Processing RSS Feed (3.1.4) / Reading local file (3.1.5) and more

Let’s resume as of chapter 3.1.4 of the whale book.

For RSS feed processing, Feed Parser is introduced. However, feedparser.org did not exist when I tried. Just I can find this site:

http://code.google.com/p/feedparser/

Although you can download the files from here, the easiest way to install is to use “easy_install” for beginners like me.

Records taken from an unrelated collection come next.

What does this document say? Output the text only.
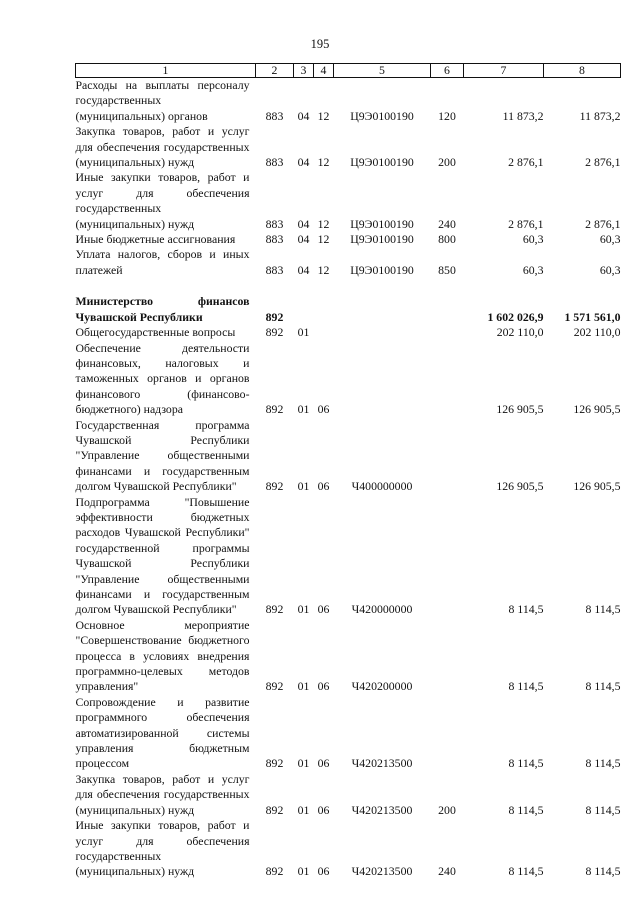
195
1	2	3	4	5	6	7	8
Расходы на выплаты персоналу государственных (муниципальных) органов	883	04	12	Ц9Э0100190	120	11 873,2	11 873,2
Закупка товаров, работ и услуг для обеспечения государственных (муниципальных) нужд	883	04	12	Ц9Э0100190	200	2 876,1	2 876,1
Иные закупки товаров, работ и услуг для обеспечения государственных (муниципальных) нужд	883	04	12	Ц9Э0100190	240	2 876,1	2 876,1
Иные бюджетные ассигнования	883	04	12	Ц9Э0100190	800	60,3	60,3
Уплата налогов, сборов и иных платежей	883	04	12	Ц9Э0100190	850	60,3	60,3

Министерство финансов Чувашской Республики	892					1 602 026,9	1 571 561,0
Общегосударственные вопросы	892	01				202 110,0	202 110,0
Обеспечение деятельности финансовых, налоговых и таможенных органов и органов финансового (финансово-бюджетного) надзора	892	01	06			126 905,5	126 905,5
Государственная программа Чувашской Республики "Управление общественными финансами и государственным долгом Чувашской Республики"	892	01	06	Ч400000000		126 905,5	126 905,5
Подпрограмма "Повышение эффективности бюджетных расходов Чувашской Республики" государственной программы Чувашской Республики "Управление общественными финансами и государственным долгом Чувашской Республики"	892	01	06	Ч420000000		8 114,5	8 114,5
Основное мероприятие "Совершенствование бюджетного процесса в условиях внедрения программно-целевых методов управления"	892	01	06	Ч420200000		8 114,5	8 114,5
Сопровождение и развитие программного обеспечения автоматизированной системы управления бюджетным процессом	892	01	06	Ч420213500		8 114,5	8 114,5
Закупка товаров, работ и услуг для обеспечения государственных (муниципальных) нужд	892	01	06	Ч420213500	200	8 114,5	8 114,5
Иные закупки товаров, работ и услуг для обеспечения государственных (муниципальных) нужд	892	01	06	Ч420213500	240	8 114,5	8 114,5
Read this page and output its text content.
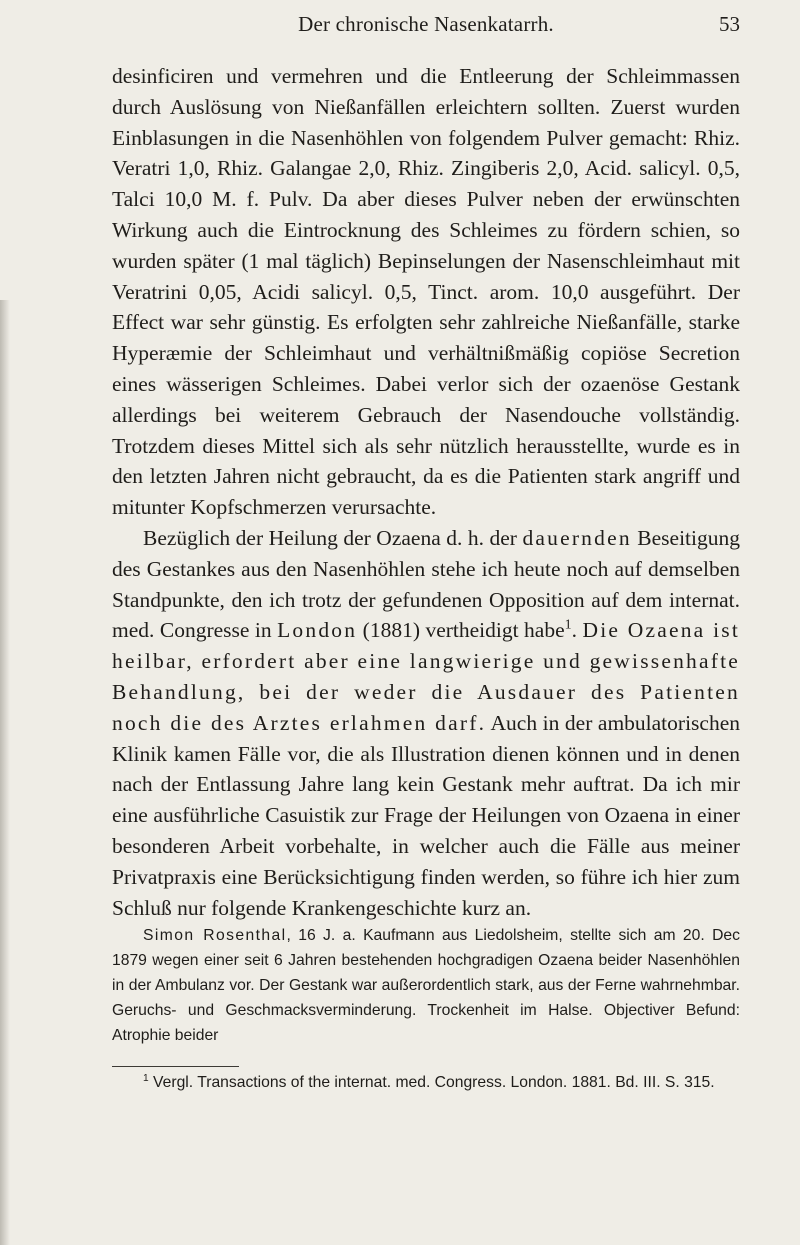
Der chronische Nasenkatarrh.	53

desinficiren und vermehren und die Entleerung der Schleimmassen durch Auslösung von Nießanfällen erleichtern sollten. Zuerst wurden Einblasungen in die Nasenhöhlen von folgendem Pulver gemacht: Rhiz. Veratri 1,0, Rhiz. Galangae 2,0, Rhiz. Zingiberis 2,0, Acid. salicyl. 0,5, Talci 10,0 M. f. Pulv. Da aber dieses Pulver neben der erwünschten Wirkung auch die Eintrocknung des Schleimes zu fördern schien, so wurden später (1 mal täglich) Bepinselungen der Nasenschleimhaut mit Veratrini 0,05, Acidi salicyl. 0,5, Tinct. arom. 10,0 ausgeführt. Der Effect war sehr günstig. Es erfolgten sehr zahlreiche Nießanfälle, starke Hyperæmie der Schleimhaut und verhältnißmäßig copiöse Secretion eines wässerigen Schleimes. Dabei verlor sich der ozaenöse Gestank allerdings bei weiterem Gebrauch der Nasendouche vollständig. Trotzdem dieses Mittel sich als sehr nützlich herausstellte, wurde es in den letzten Jahren nicht gebraucht, da es die Patienten stark angriff und mitunter Kopfschmerzen verursachte.

Bezüglich der Heilung der Ozaena d. h. der dauernden Beseitigung des Gestankes aus den Nasenhöhlen stehe ich heute noch auf demselben Standpunkte, den ich trotz der gefundenen Opposition auf dem internat. med. Congresse in London (1881) vertheidigt habe$^1$. Die Ozaena ist heilbar, erfordert aber eine langwierige und gewissenhafte Behandlung, bei der weder die Ausdauer des Patienten noch die des Arztes erlahmen darf. Auch in der ambulatorischen Klinik kamen Fälle vor, die als Illustration dienen können und in denen nach der Entlassung Jahre lang kein Gestank mehr auftrat. Da ich mir eine ausführliche Casuistik zur Frage der Heilungen von Ozaena in einer besonderen Arbeit vorbehalte, in welcher auch die Fälle aus meiner Privatpraxis eine Berücksichtigung finden werden, so führe ich hier zum Schluß nur folgende Krankengeschichte kurz an.

Simon Rosenthal, 16 J. a. Kaufmann aus Liedolsheim, stellte sich am 20. Dec 1879 wegen einer seit 6 Jahren bestehenden hochgradigen Ozaena beider Nasenhöhlen in der Ambulanz vor. Der Gestank war außerordentlich stark, aus der Ferne wahrnehmbar. Geruchs- und Geschmacksverminderung. Trockenheit im Halse. Objectiver Befund: Atrophie beider

$^1$ Vergl. Transactions of the internat. med. Congress. London. 1881. Bd. III. S. 315.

$ sudo easy_install feedparser
Searching for feedparser
Reading http://pypi.python.org/simple/feedparser/
Reading https://code.google.com/p/feedparser/
Reading http://code.google.com/p/feedparser/
Best match: feedparser 5.1.3
Downloading http://feedparser.googlecode.com/files/feedparser-5.1.3.zip
Processing feedparser-5.1.3.zip
Running feedparser-5.1.3/setup.py -q bdist_egg --dist-dir /tmp/easy_install-dHOUCF/feedparser-5.1.3/egg-dist-tmp-fb0a2T
zip_safe flag not set; analyzing archive contents...
Adding feedparser 5.1.3 to easy-install.pth file

Installed /Library/Python/2.7/site-packages/feedparser-5.1.3-py2.7.egg
Processing dependencies for feedparser
Finished processing dependencies for feedparser

Then import necessary tools again.

$ python
Python 2.7.4 (v2.7.4:026ee0057e2d, Apr  6 2013, 11:43:10) 
[GCC 4.2.1 (Apple Inc. build 5666) (dot 3)] on darwin
Type "help", "copyright", "credits" or "license" for more information.
>>> from __future__ import division
>>> import nltk, re, pprint
>>> 

Let’s continue.

>>> import feedparser
>>> llog = feedparser.parse("http://languagelog.ldc.upenn.edu/nll/?feed=atom")
>>> llog['feed']['title']
u'Language Log'
>>> len(llog.entries)
15
>>> post = llog.entries[2]
>>> post.title
u'A reprieve for DARE'
>>> content = post.content[0].value
>>> content[:70]
u'<p>A month ago, I posted an "<a href="http://languagelog.ldc.upenn.edu'

It seems different results from the sample of the textbook. Anyway continue…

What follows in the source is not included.